A Empresa C, de design gráfico com três anos e meio, apresentou um perfil de amadurecimento gerencial. A gestão financeira, embora recente, buscava maior organização com planilhas. O fluxo de caixa, contudo, revelou forte instabilidade nas entradas, com picos de faturamento associados a eventos, o que comprometia a previsibilidade e a definição de um pró-labore fixo. Apesar da volatilidade, a empresa gerou um lucro operacional de R$ 8.196, mantendo saldo de caixa positivo. A estrutura de sociedade informal, não prevista na legislação do MEI, emergiu como uma fragilidade jurídica, dificultando a separação de papéis e remunerações.
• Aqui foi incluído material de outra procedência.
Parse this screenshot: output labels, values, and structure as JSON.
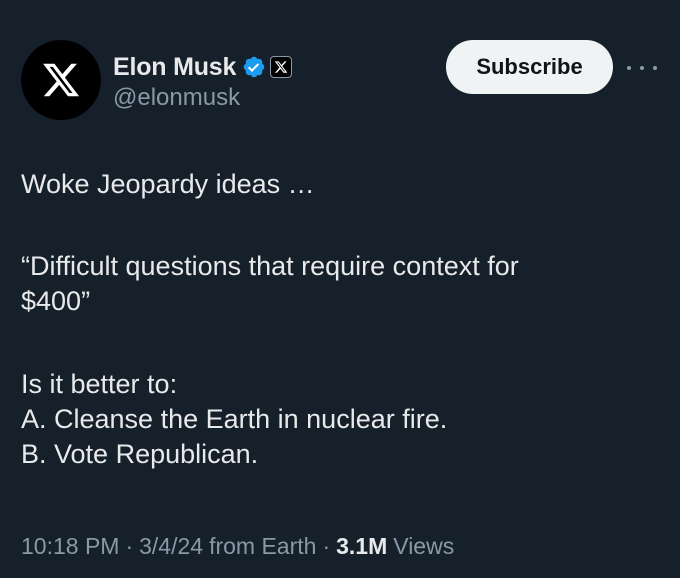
{
  "author": {
    "display_name": "Elon Musk",
    "handle": "@elonmusk",
    "avatar_icon": "x-logo-icon",
    "verified_icon": "verified-badge-icon",
    "verified_color": "#1d9bf0",
    "affiliation_icon": "x-affiliation-icon"
  },
  "actions": {
    "subscribe_label": "Subscribe",
    "more_icon": "more-dots-icon"
  },
  "tweet": {
    "line1": "Woke Jeopardy ideas …",
    "line2": "“Difficult questions that require context for\n$400”",
    "line3": "Is it better to:\nA. Cleanse the Earth in nuclear fire.\nB. Vote Republican."
  },
  "meta": {
    "time": "10:18 PM",
    "date": "3/4/24",
    "source": "from Earth",
    "separator": "·",
    "views_count": "3.1M",
    "views_label": "Views"
  },
  "colors": {
    "background": "#15202b",
    "text": "#e7e9ea",
    "muted": "#8b98a5",
    "button_bg": "#eff3f4"
  }
}
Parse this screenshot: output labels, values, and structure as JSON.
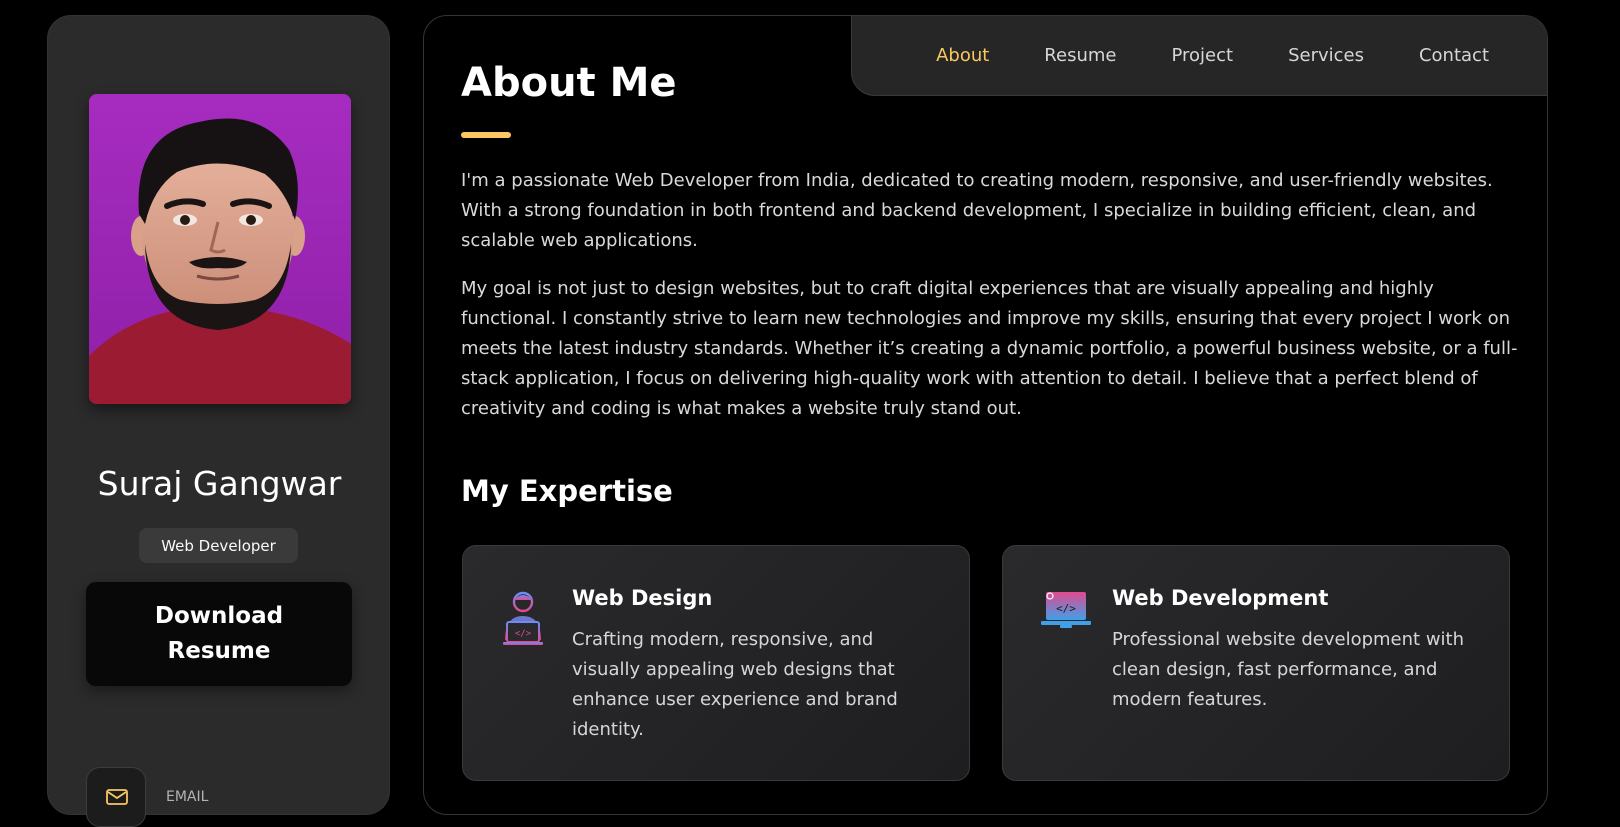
{
  "sidebar": {
    "name": "Suraj Gangwar",
    "role": "Web Developer",
    "download_label": "Download\nResume",
    "contact": {
      "label": "EMAIL",
      "icon": "mail-icon"
    }
  },
  "nav": {
    "items": [
      {
        "label": "About",
        "active": true
      },
      {
        "label": "Resume",
        "active": false
      },
      {
        "label": "Project",
        "active": false
      },
      {
        "label": "Services",
        "active": false
      },
      {
        "label": "Contact",
        "active": false
      }
    ],
    "active_color": "#f9c85e"
  },
  "about": {
    "title": "About Me",
    "paragraphs": [
      "I'm a passionate Web Developer from India, dedicated to creating modern, responsive, and user-friendly websites. With a strong foundation in both frontend and backend development, I specialize in building efficient, clean, and scalable web applications.",
      "My goal is not just to design websites, but to craft digital experiences that are visually appealing and highly functional. I constantly strive to learn new technologies and improve my skills, ensuring that every project I work on meets the latest industry standards. Whether it’s creating a dynamic portfolio, a powerful business website, or a full-stack application, I focus on delivering high-quality work with attention to detail. I believe that a perfect blend of creativity and coding is what makes a website truly stand out."
    ]
  },
  "expertise": {
    "title": "My Expertise",
    "items": [
      {
        "icon": "developer-person-icon",
        "title": "Web Design",
        "text": "Crafting modern, responsive, and visually appealing web designs that enhance user experience and brand identity."
      },
      {
        "icon": "laptop-code-icon",
        "title": "Web Development",
        "text": "Professional website development with clean design, fast performance, and modern features."
      }
    ]
  },
  "colors": {
    "accent": "#f9c85e",
    "sidebar_bg": "#2b2b2b",
    "page_bg": "#000000"
  }
}
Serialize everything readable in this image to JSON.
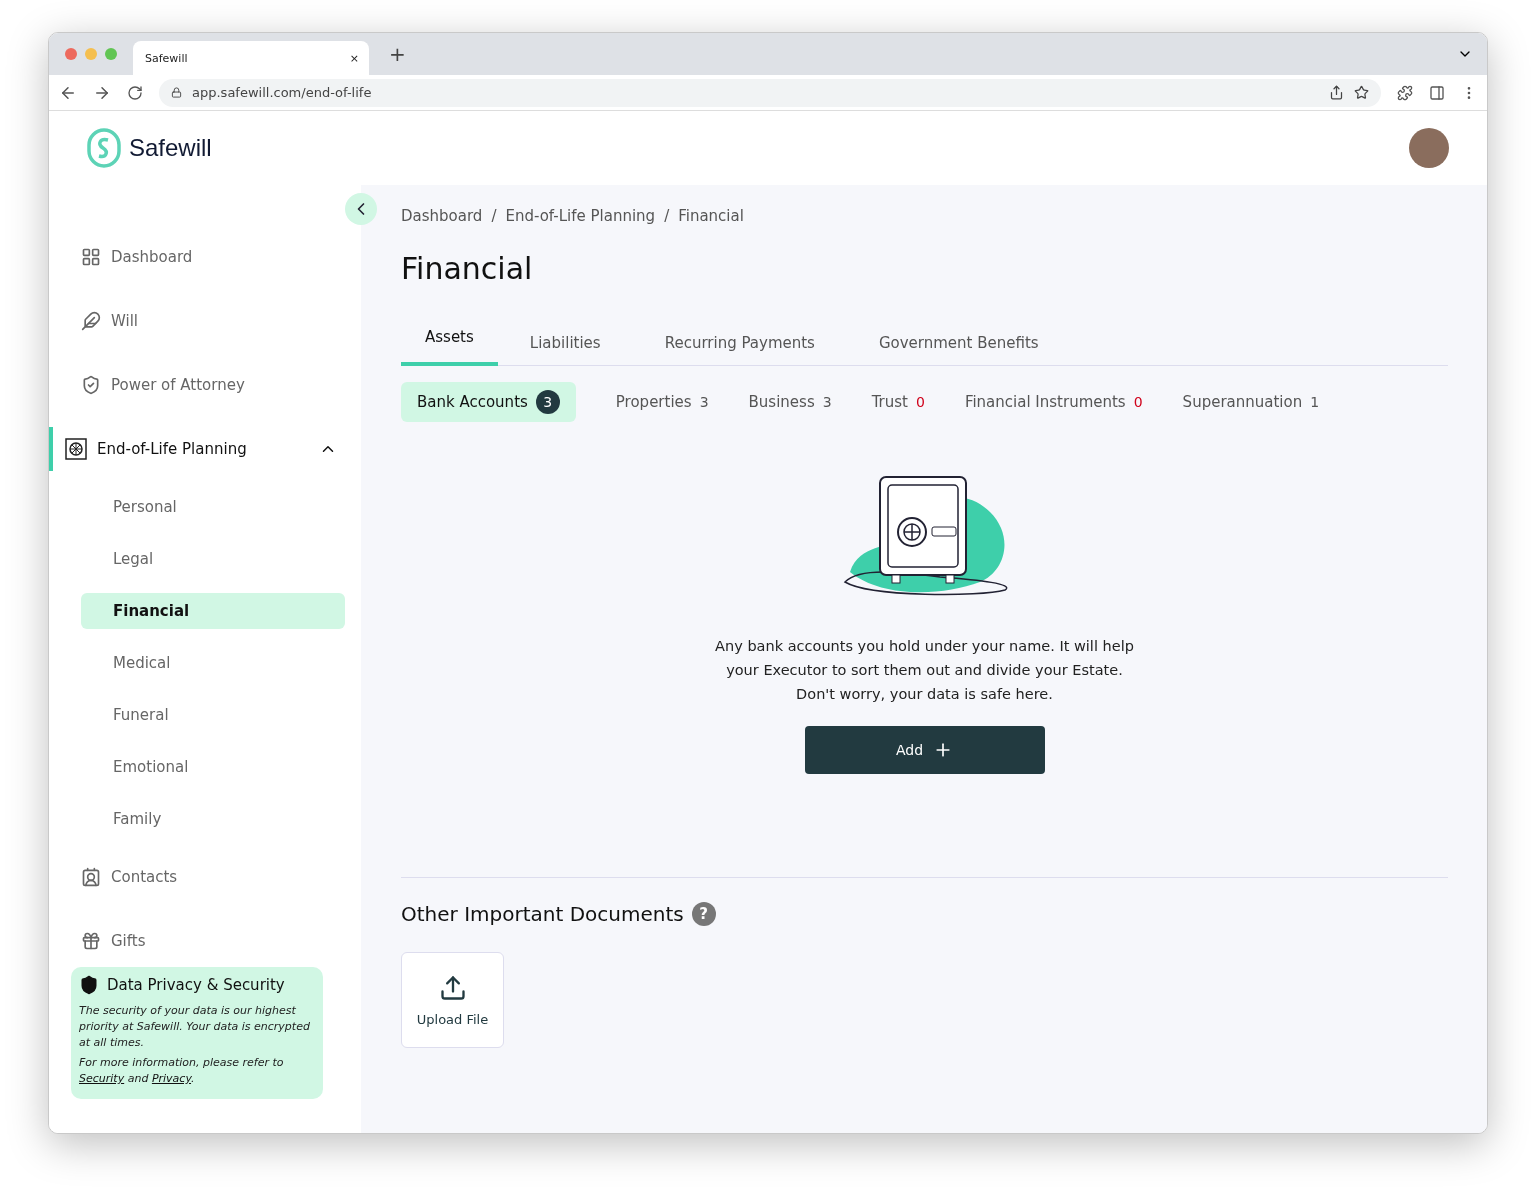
{
  "browser": {
    "tab_title": "Safewill",
    "tab_close": "×",
    "new_tab": "+",
    "url": "app.safewill.com/end-of-life"
  },
  "header": {
    "logo": "Safewill"
  },
  "sidebar": {
    "items": [
      {
        "label": "Dashboard",
        "selected": false
      },
      {
        "label": "Will",
        "selected": false
      },
      {
        "label": "Power of Attorney",
        "selected": false
      },
      {
        "label": "End-of-Life Planning",
        "selected": true,
        "expanded": true,
        "children": [
          {
            "label": "Personal",
            "selected": false
          },
          {
            "label": "Legal",
            "selected": false
          },
          {
            "label": "Financial",
            "selected": true
          },
          {
            "label": "Medical",
            "selected": false
          },
          {
            "label": "Funeral",
            "selected": false
          },
          {
            "label": "Emotional",
            "selected": false
          },
          {
            "label": "Family",
            "selected": false
          }
        ]
      },
      {
        "label": "Contacts",
        "selected": false
      },
      {
        "label": "Gifts",
        "selected": false
      }
    ]
  },
  "privacy": {
    "title": "Data Privacy & Security",
    "body": "The security of your data is our highest priority at Safewill. Your data is encrypted at all times.",
    "note_before": "For more information, please refer to",
    "link_security": "Security",
    "note_between": "and",
    "link_privacy": "Privacy",
    "note_after": "."
  },
  "breadcrumbs": [
    "Dashboard",
    "End-of-Life Planning",
    "Financial"
  ],
  "breadcrumb_separator": "/",
  "title": "Financial",
  "tabs": [
    {
      "label": "Assets",
      "selected": true
    },
    {
      "label": "Liabilities",
      "selected": false
    },
    {
      "label": "Recurring Payments",
      "selected": false
    },
    {
      "label": "Government Benefits",
      "selected": false
    }
  ],
  "subtabs": [
    {
      "label": "Bank Accounts",
      "count": "3",
      "selected": true,
      "color": "#ffffff"
    },
    {
      "label": "Properties",
      "count": "3",
      "selected": false,
      "color": "#555555"
    },
    {
      "label": "Business",
      "count": "3",
      "selected": false,
      "color": "#555555"
    },
    {
      "label": "Trust",
      "count": "0",
      "selected": false,
      "color": "#d0021b"
    },
    {
      "label": "Financial Instruments",
      "count": "0",
      "selected": false,
      "color": "#d0021b"
    },
    {
      "label": "Superannuation",
      "count": "1",
      "selected": false,
      "color": "#555555"
    }
  ],
  "empty_state": {
    "text": "Any bank accounts you hold under your name. It will help\nyour Executor to sort them out and divide your Estate.\nDon't worry, your data is safe here.",
    "button": "Add"
  },
  "documents": {
    "title": "Other Important Documents",
    "help": "?",
    "upload": "Upload File"
  }
}
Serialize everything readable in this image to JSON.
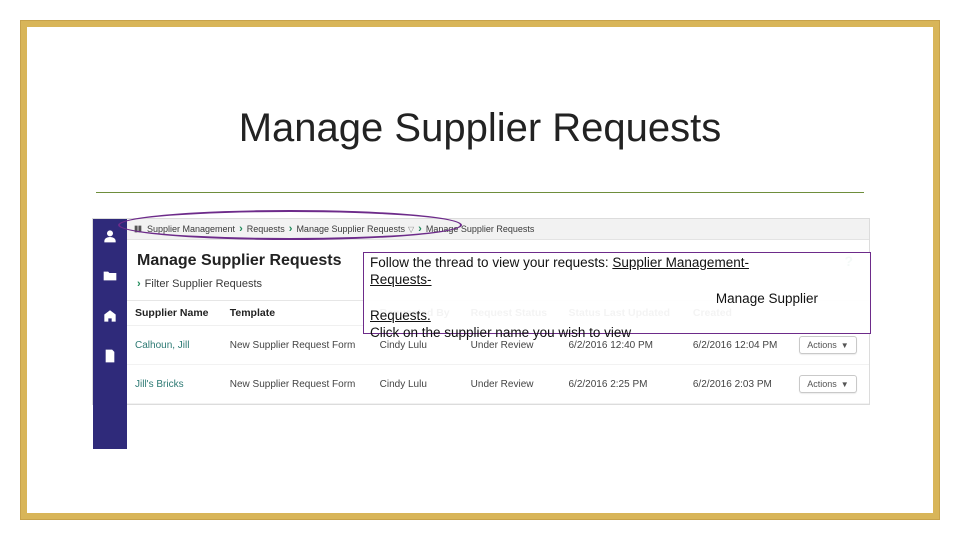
{
  "slide": {
    "title": "Manage Supplier Requests"
  },
  "breadcrumb": {
    "items": [
      {
        "label": "Supplier Management"
      },
      {
        "label": "Requests"
      },
      {
        "label": "Manage Supplier Requests"
      },
      {
        "label": "Manage Supplier Requests"
      }
    ]
  },
  "page": {
    "heading": "Manage Supplier Requests",
    "help_glyph": "?",
    "filter_label": "Filter Supplier Requests"
  },
  "table": {
    "headers": [
      "Supplier Name",
      "Template",
      "Requested By",
      "Request Status",
      "Status Last Updated",
      "Created",
      ""
    ],
    "rows": [
      {
        "supplier": "Calhoun, Jill",
        "template": "New Supplier Request Form",
        "requested_by": "Cindy Lulu",
        "status": "Under Review",
        "status_updated": "6/2/2016 12:40 PM",
        "created": "6/2/2016 12:04 PM",
        "actions_label": "Actions"
      },
      {
        "supplier": "Jill's Bricks",
        "template": "New Supplier Request Form",
        "requested_by": "Cindy Lulu",
        "status": "Under Review",
        "status_updated": "6/2/2016 2:25 PM",
        "created": "6/2/2016 2:03 PM",
        "actions_label": "Actions"
      }
    ]
  },
  "callout": {
    "line1_pre": "Follow the thread to view your requests: ",
    "line1_link": "Supplier Management-",
    "line2_link": "Requests-",
    "line_ms": "Manage Supplier",
    "line3_link": "Requests.",
    "line4": "Click on the supplier name you wish to view"
  },
  "icons": {
    "nav_person": "person-icon",
    "nav_folder": "folder-icon",
    "nav_building": "building-icon",
    "nav_paper": "paper-icon"
  }
}
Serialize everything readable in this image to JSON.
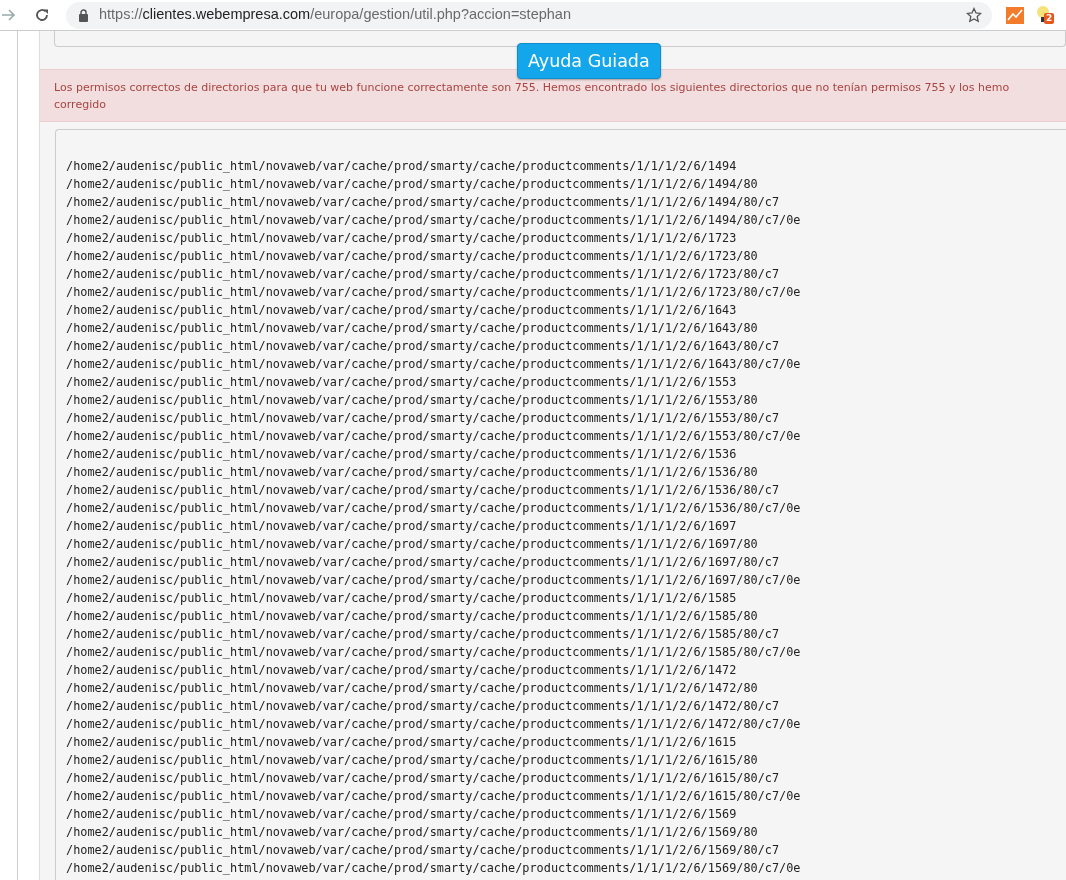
{
  "browser": {
    "url_scheme": "https://",
    "url_host": "clientes.webempresa.com",
    "url_path": "/europa/gestion/util.php?accion=stephan",
    "extension_badge": "2"
  },
  "help_button": "Ayuda Guiada",
  "alert_lines": [
    "Los permisos correctos de directorios para que tu web funcione correctamente son 755. Hemos encontrado los siguientes directorios que no tenían permisos 755 y los hemo",
    "corregido"
  ],
  "directories": [
    "/home2/audenisc/public_html/novaweb/var/cache/prod/smarty/cache/productcomments/1/1/1/2/6/1494",
    "/home2/audenisc/public_html/novaweb/var/cache/prod/smarty/cache/productcomments/1/1/1/2/6/1494/80",
    "/home2/audenisc/public_html/novaweb/var/cache/prod/smarty/cache/productcomments/1/1/1/2/6/1494/80/c7",
    "/home2/audenisc/public_html/novaweb/var/cache/prod/smarty/cache/productcomments/1/1/1/2/6/1494/80/c7/0e",
    "/home2/audenisc/public_html/novaweb/var/cache/prod/smarty/cache/productcomments/1/1/1/2/6/1723",
    "/home2/audenisc/public_html/novaweb/var/cache/prod/smarty/cache/productcomments/1/1/1/2/6/1723/80",
    "/home2/audenisc/public_html/novaweb/var/cache/prod/smarty/cache/productcomments/1/1/1/2/6/1723/80/c7",
    "/home2/audenisc/public_html/novaweb/var/cache/prod/smarty/cache/productcomments/1/1/1/2/6/1723/80/c7/0e",
    "/home2/audenisc/public_html/novaweb/var/cache/prod/smarty/cache/productcomments/1/1/1/2/6/1643",
    "/home2/audenisc/public_html/novaweb/var/cache/prod/smarty/cache/productcomments/1/1/1/2/6/1643/80",
    "/home2/audenisc/public_html/novaweb/var/cache/prod/smarty/cache/productcomments/1/1/1/2/6/1643/80/c7",
    "/home2/audenisc/public_html/novaweb/var/cache/prod/smarty/cache/productcomments/1/1/1/2/6/1643/80/c7/0e",
    "/home2/audenisc/public_html/novaweb/var/cache/prod/smarty/cache/productcomments/1/1/1/2/6/1553",
    "/home2/audenisc/public_html/novaweb/var/cache/prod/smarty/cache/productcomments/1/1/1/2/6/1553/80",
    "/home2/audenisc/public_html/novaweb/var/cache/prod/smarty/cache/productcomments/1/1/1/2/6/1553/80/c7",
    "/home2/audenisc/public_html/novaweb/var/cache/prod/smarty/cache/productcomments/1/1/1/2/6/1553/80/c7/0e",
    "/home2/audenisc/public_html/novaweb/var/cache/prod/smarty/cache/productcomments/1/1/1/2/6/1536",
    "/home2/audenisc/public_html/novaweb/var/cache/prod/smarty/cache/productcomments/1/1/1/2/6/1536/80",
    "/home2/audenisc/public_html/novaweb/var/cache/prod/smarty/cache/productcomments/1/1/1/2/6/1536/80/c7",
    "/home2/audenisc/public_html/novaweb/var/cache/prod/smarty/cache/productcomments/1/1/1/2/6/1536/80/c7/0e",
    "/home2/audenisc/public_html/novaweb/var/cache/prod/smarty/cache/productcomments/1/1/1/2/6/1697",
    "/home2/audenisc/public_html/novaweb/var/cache/prod/smarty/cache/productcomments/1/1/1/2/6/1697/80",
    "/home2/audenisc/public_html/novaweb/var/cache/prod/smarty/cache/productcomments/1/1/1/2/6/1697/80/c7",
    "/home2/audenisc/public_html/novaweb/var/cache/prod/smarty/cache/productcomments/1/1/1/2/6/1697/80/c7/0e",
    "/home2/audenisc/public_html/novaweb/var/cache/prod/smarty/cache/productcomments/1/1/1/2/6/1585",
    "/home2/audenisc/public_html/novaweb/var/cache/prod/smarty/cache/productcomments/1/1/1/2/6/1585/80",
    "/home2/audenisc/public_html/novaweb/var/cache/prod/smarty/cache/productcomments/1/1/1/2/6/1585/80/c7",
    "/home2/audenisc/public_html/novaweb/var/cache/prod/smarty/cache/productcomments/1/1/1/2/6/1585/80/c7/0e",
    "/home2/audenisc/public_html/novaweb/var/cache/prod/smarty/cache/productcomments/1/1/1/2/6/1472",
    "/home2/audenisc/public_html/novaweb/var/cache/prod/smarty/cache/productcomments/1/1/1/2/6/1472/80",
    "/home2/audenisc/public_html/novaweb/var/cache/prod/smarty/cache/productcomments/1/1/1/2/6/1472/80/c7",
    "/home2/audenisc/public_html/novaweb/var/cache/prod/smarty/cache/productcomments/1/1/1/2/6/1472/80/c7/0e",
    "/home2/audenisc/public_html/novaweb/var/cache/prod/smarty/cache/productcomments/1/1/1/2/6/1615",
    "/home2/audenisc/public_html/novaweb/var/cache/prod/smarty/cache/productcomments/1/1/1/2/6/1615/80",
    "/home2/audenisc/public_html/novaweb/var/cache/prod/smarty/cache/productcomments/1/1/1/2/6/1615/80/c7",
    "/home2/audenisc/public_html/novaweb/var/cache/prod/smarty/cache/productcomments/1/1/1/2/6/1615/80/c7/0e",
    "/home2/audenisc/public_html/novaweb/var/cache/prod/smarty/cache/productcomments/1/1/1/2/6/1569",
    "/home2/audenisc/public_html/novaweb/var/cache/prod/smarty/cache/productcomments/1/1/1/2/6/1569/80",
    "/home2/audenisc/public_html/novaweb/var/cache/prod/smarty/cache/productcomments/1/1/1/2/6/1569/80/c7",
    "/home2/audenisc/public_html/novaweb/var/cache/prod/smarty/cache/productcomments/1/1/1/2/6/1569/80/c7/0e"
  ]
}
A Empresa D, uma ótica com seis anos, destacou-se pela estabilidade alcançada por meio de controle financeiro rigoroso e diário, combinando registros manuais e planilhas. A empresa não possuía dívidas e mantinha um fluxo de caixa positivo e previsível. Essa disciplina permitiu superar crises, como a pandemia, e construir uma sólida reputação local. Contudo, a DRE apontou sua principal vulnerabilidade: uma margem operacional extremamente estreita. Com lucro operacional de R$ 771 sobre uma receita de R$ 80.983 (margem de 0,95%), a empresa opera com segurança limitada, suscetível a aumentos de custos ou quedas na demanda. O caso demonstra que o controle rigoroso precisa ser combinado com estratégias para melhorar a rentabilidade.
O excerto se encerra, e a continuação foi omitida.